Tepat pukul 20.00 WIB, atraksi dimulai. Pertunjukan barongsai membuka perayaan dengan gerakan lincah dan penuh semangat. Magnet utama malam itu adalah atraksi Tatung. Aksi ekstrem yang sarat makna spiritual tersebut membuat penonton terpana. Menariknya, para Tatung merupakan perwakilan komunitas lokal Landak, baik dari etnis Tionghoa maupun Dayak, yang menunjukkan perpaduan budaya yang harmonis.

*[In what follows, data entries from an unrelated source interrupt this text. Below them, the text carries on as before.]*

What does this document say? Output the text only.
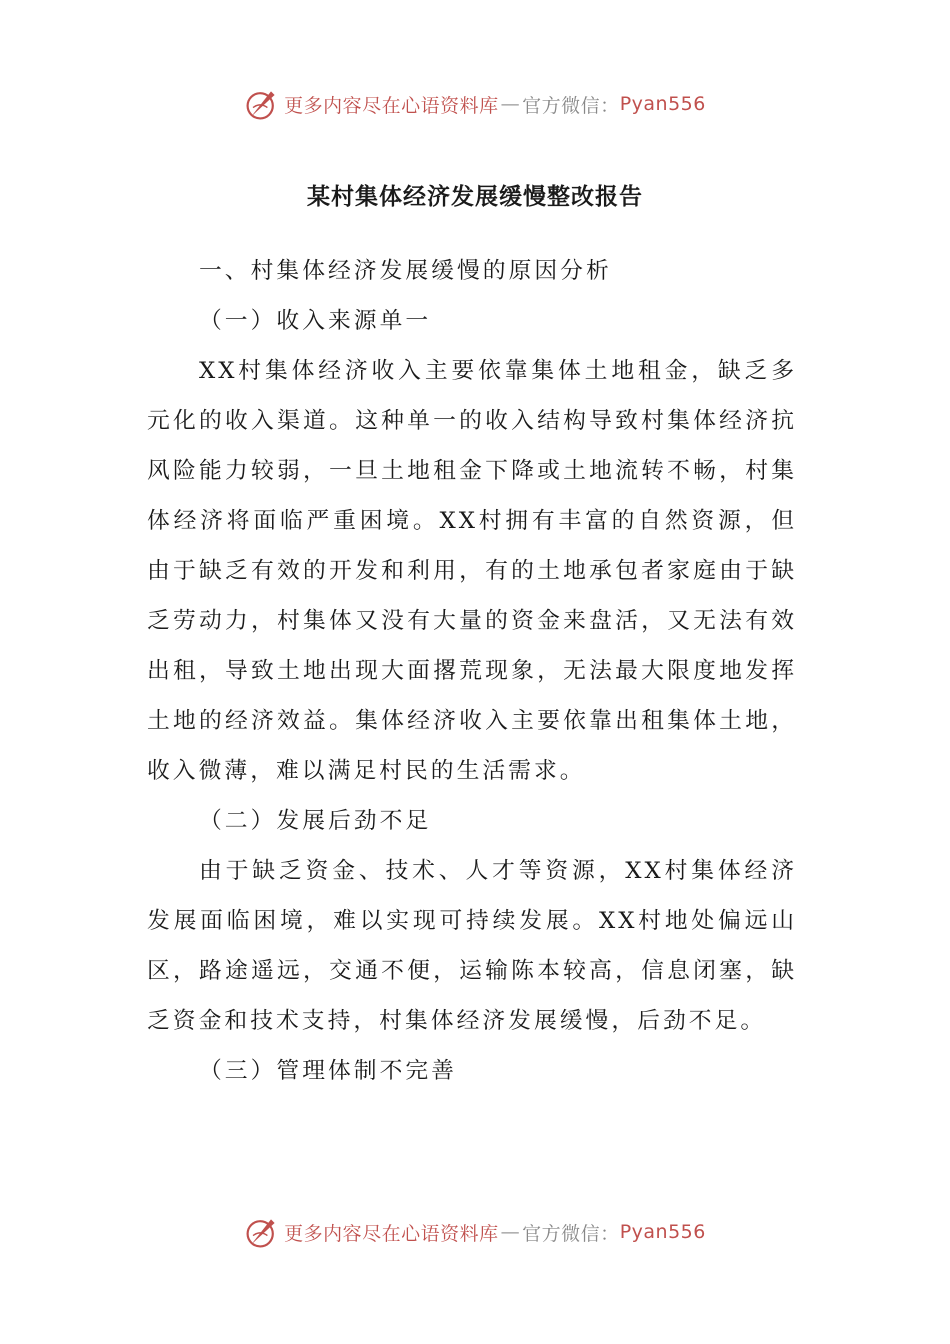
更多内容尽在心语资料库 — 官方微信： Pyan556
某村集体经济发展缓慢整改报告

一、村集体经济发展缓慢的原因分析

（一）收入来源单一

XX村集体经济收入主要依靠集体土地租金，缺乏多元化的收入渠道。这种单一的收入结构导致村集体经济抗风险能力较弱，一旦土地租金下降或土地流转不畅，村集体经济将面临严重困境。XX村拥有丰富的自然资源，但由于缺乏有效的开发和利用，有的土地承包者家庭由于缺乏劳动力，村集体又没有大量的资金来盘活，又无法有效出租，导致土地出现大面撂荒现象，无法最大限度地发挥土地的经济效益。集体经济收入主要依靠出租集体土地，收入微薄，难以满足村民的生活需求。

（二）发展后劲不足

由于缺乏资金、技术、人才等资源，XX村集体经济发展面临困境，难以实现可持续发展。XX村地处偏远山区，路途遥远，交通不便，运输陈本较高，信息闭塞，缺乏资金和技术支持，村集体经济发展缓慢，后劲不足。

（三）管理体制不完善

更多内容尽在心语资料库 — 官方微信： Pyan556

Sebelum puncak malam hari, ritual “Cuci Jalan” telah digelar sejak pagi. Prosesi dimulai dari Pekong Thian Cun Shin Ti di Pulau Bendu, melintasi Simpang Armed, Jalan Pasar Lama, Kelenteng Hati Murni, area Jalan Pasar Baru (Pasar Hongkong), hingga kembali ke titik awal.
Beberapa perwakilan panitia dan tokoh menyampaikan apresiasinya:
“Hari ini adalah ritual hari ke-15 Imlek, yaitu Cap Go Me. Ritual Tatung ini sudah empat tahun kami laksanakan. Harapan kami, ke depan bisa semakin ramai dan semakin meriah.”
“Kami mengucapkan terima kasih kepada seluruh masyarakat, panitia, dan pemerintah daerah yang telah mendukung kegiatan ini sehingga berjalan dengan baik. Kegiatan ini bagian dari kekayaan budaya kita. Harapannya bisa terus dikembangkan menjadi daya tarik pariwisata Kabupaten Landak.”
Perayaan puncak Cap Go Me Landak 2577 bukan sekadar perayaan budaya tahunan. Perayaan ini juga menjadi penegasan bahwa di Bumi Intan Ngabang, perbedaan bukanlah sekat, melainkan jembatan menuju harmoni. Di bawah cahaya lampion yang berkilau, keberagaman bersinar sebagai kekuatan yang menyatukan Kabupaten Landak.